In the eyes of Valdis Krebs, the bulging bodies of baseball's steroid era reveal a problem exacerbated by a powerful social network.
Krebs believes everything is quantifiable as a social network, from steroid use to linked websites to a strand of HIV working its way through the porn industry.
He is at the cutting edge of the growing discipline of social network analysis, and creator of InFlow, one of the most advanced social networking software tools.
The field has exploded recently as social networks, the complex sets of relationships between members of groups, have formed the backbone of popular Web systems like Facebook and Google's search crawler. Social network analysts use software, like Keyhubs and NetMiner, to uncover how the structure of peoples' connections affect their thoughts and actions.
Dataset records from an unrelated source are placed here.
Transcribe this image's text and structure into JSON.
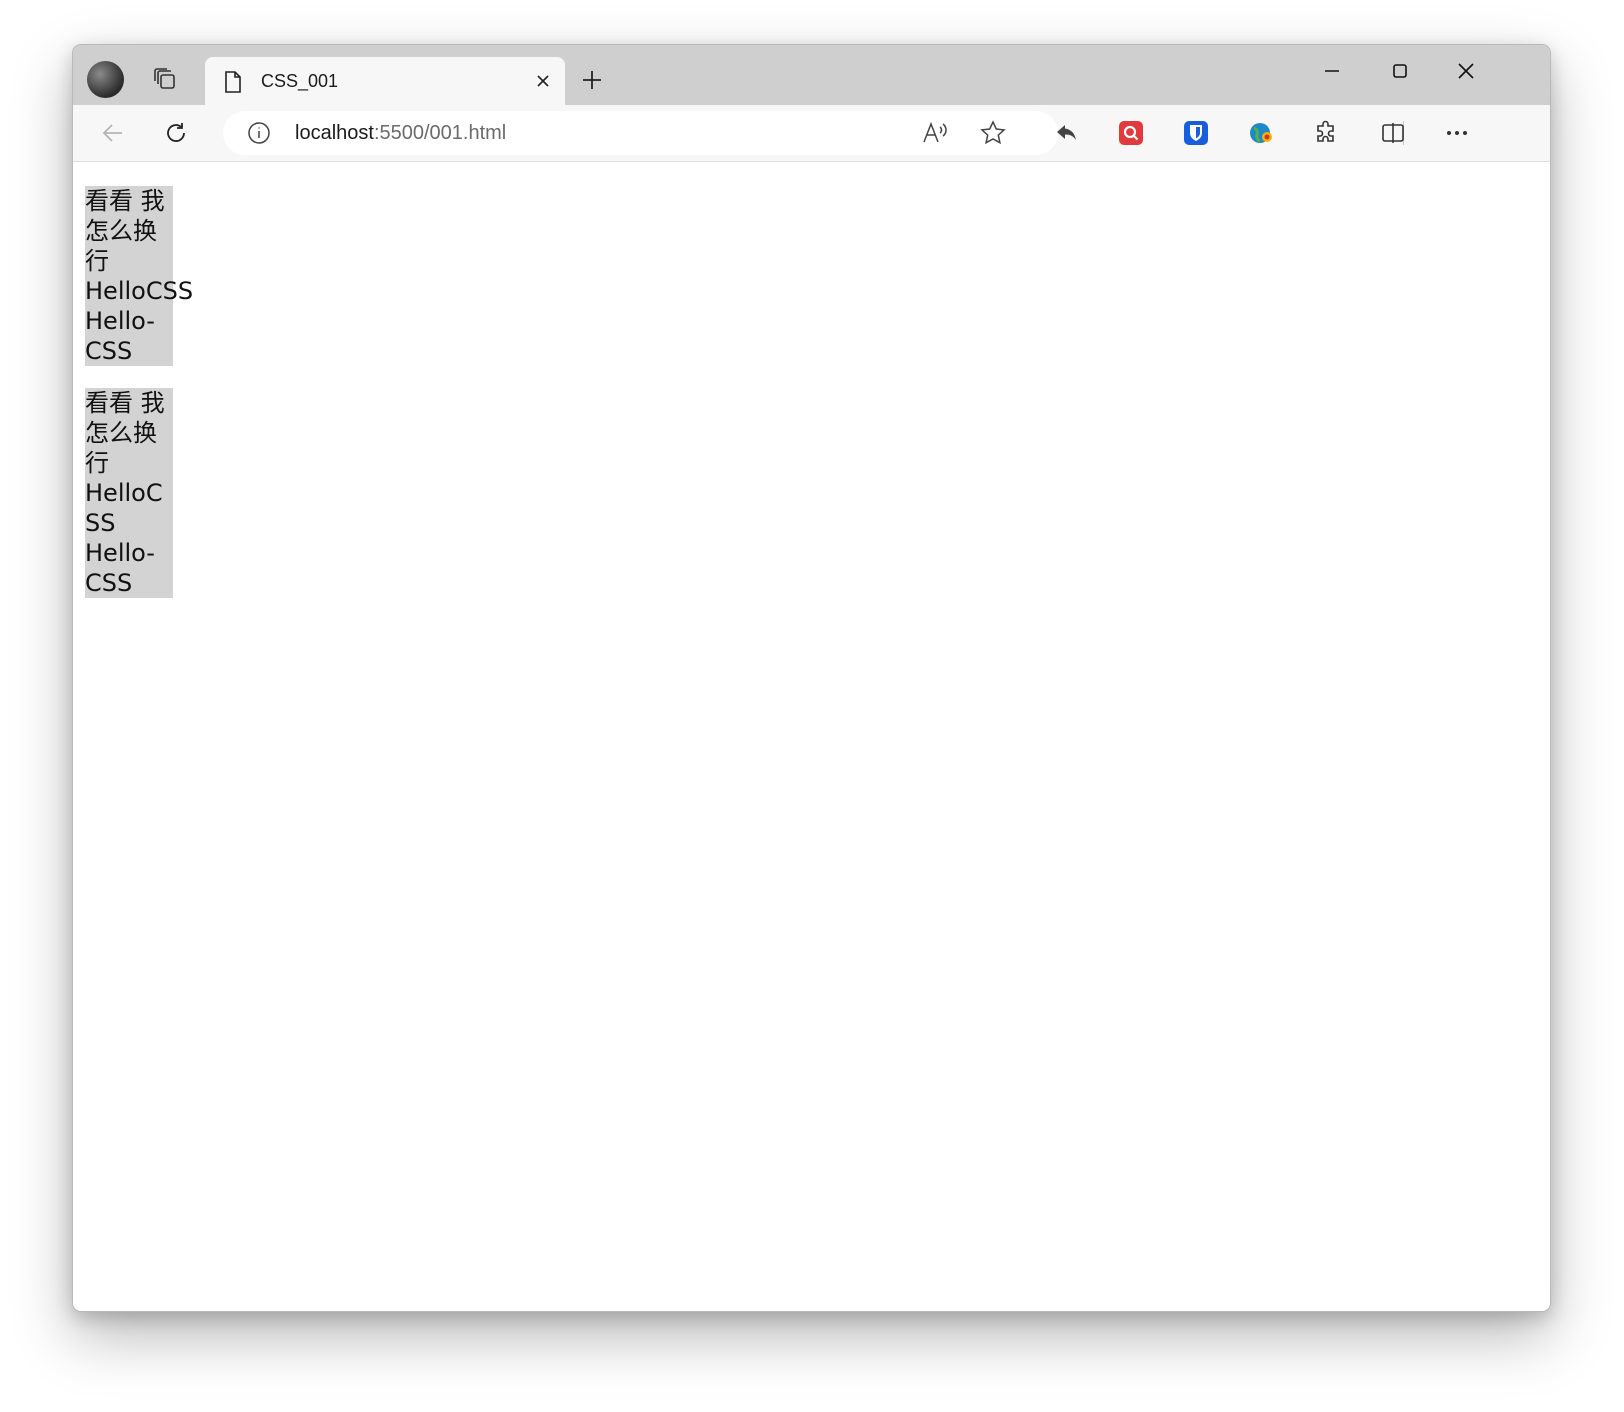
{
  "tab": {
    "title": "CSS_001"
  },
  "address": {
    "host": "localhost",
    "rest": ":5500/001.html"
  },
  "content": {
    "box1": [
      "看看 我",
      "怎么换",
      "行",
      "HelloCSS",
      "Hello-",
      "CSS"
    ],
    "box2": [
      "看看 我",
      "怎么换",
      "行",
      "HelloC",
      "SS",
      "Hello-",
      "CSS"
    ]
  },
  "colors": {
    "titlebar": "#cfcfcf",
    "toolbar": "#f7f7f7",
    "box": "#d3d3d3"
  },
  "icons": [
    "profile-avatar",
    "tab-actions-icon",
    "document-icon",
    "close-icon",
    "plus-icon",
    "minimize-icon",
    "maximize-icon",
    "back-icon",
    "refresh-icon",
    "info-icon",
    "read-aloud-icon",
    "favorite-star-icon",
    "share-back-icon",
    "search-extension-icon",
    "bitwarden-icon",
    "globe-extension-icon",
    "extensions-puzzle-icon",
    "split-screen-icon",
    "more-icon"
  ]
}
At the annual PopTech conference this week in Camden, Maine, Krebs will present his top ten social network trends including the idea that the web, contrary to popular lore, is making us less diverse and more prone to extreme ideological thinking.
"What you know depends on who you know," Krebs says. "Depending on the network of information you are in, that is the information that you will believe."
Krebs is mining his data from some strange places with surprising results.
He argues that the moment a few key, highly connected ball players started using steroids in the early 1990s, the explosion of drug use in baseball was inevitable. And, he says, if the league was fully aware of the strength of the drug culture network in its early stages, the whole mess could have been avoided.
Steroid use spread because of the wicked combination of a closed network, or cluster, and positive reinforcement in the form of higher pay for better performance. And because the members of the baseball cluster frequently move between teams, the message spread quickly.
The investigators who blamed the individual trainers distributing the drugs and the individual players referring other players got it wrong, Krebs says.
Though he maps out the individual influence of players, he sees an underlying ideological shift at work. The fact that steroid use took hold and spread so quickly in spite of laws against its use, suggests that the closed nature of the cluster was more important than the individual cheaters, he says.
And the same process happened in reverse when a substantial group of steroid cheaters were caught.
"When the network was exposed publicly through a group of cheaters, the clustered community as a whole broke down," Krebs says. It had nothing to do with the drug laws enacted by the league after the scandals.
According to Krebs, this insight that a social network creates a pseudo-truth that overrides real, objective truth, can help explain why pack mentality dominates the web.
Using the current election as a model, Krebs says that the internet does not bring people with different ideas together. Instead, people seek out groups with similar ideologies, which makes them less prone to objective, flexible thinking. And no matter how extreme the idea, there's someone out there on the web who will build a forum around it.
Psychological research has shown that when people find their "political mirrors," they immediately build clusters around their ideas. This is why politicians' use of confrontational language like, "You're either with us, or with the terrorists," seems to work.
But Krebs sees the positive side of social networks as well. He believes that serious analysis of networks can be used constructively from the outside. The key, he says, is identifying the strong individuals or groups that can lead to group-thinking shifts.
For example, analyzing the rise of the iPod can be used by other companies to chip away at Apple's dominance.
When Apple released the iPod, there were other MP3 players with better audio or a cheaper price. But Apple created a network by connecting groups through an easy operating system and with marketing.
It's taken close to seven years for other electronics companies to catch up to Apple, but the aspirational ads, easy-to-use mantra and beautiful hardware design have all crept into rival companies' strategies.
In the immediate future, Krebs sees social networks facing a decidedly human problem. They need to find a compromise between the seemingly infinite number of network connections and the limited interaction capacity of human beings. After all, a person doesn't need to remember every person he's ever met, unless he is Bill Clinton.
Ultimately, the answer could lie in software that analyzes our individual social networks and makes them more efficient and valuable. Perhaps in order to understand our own connected lives, we might all have to become our own personal Valdis Krebs.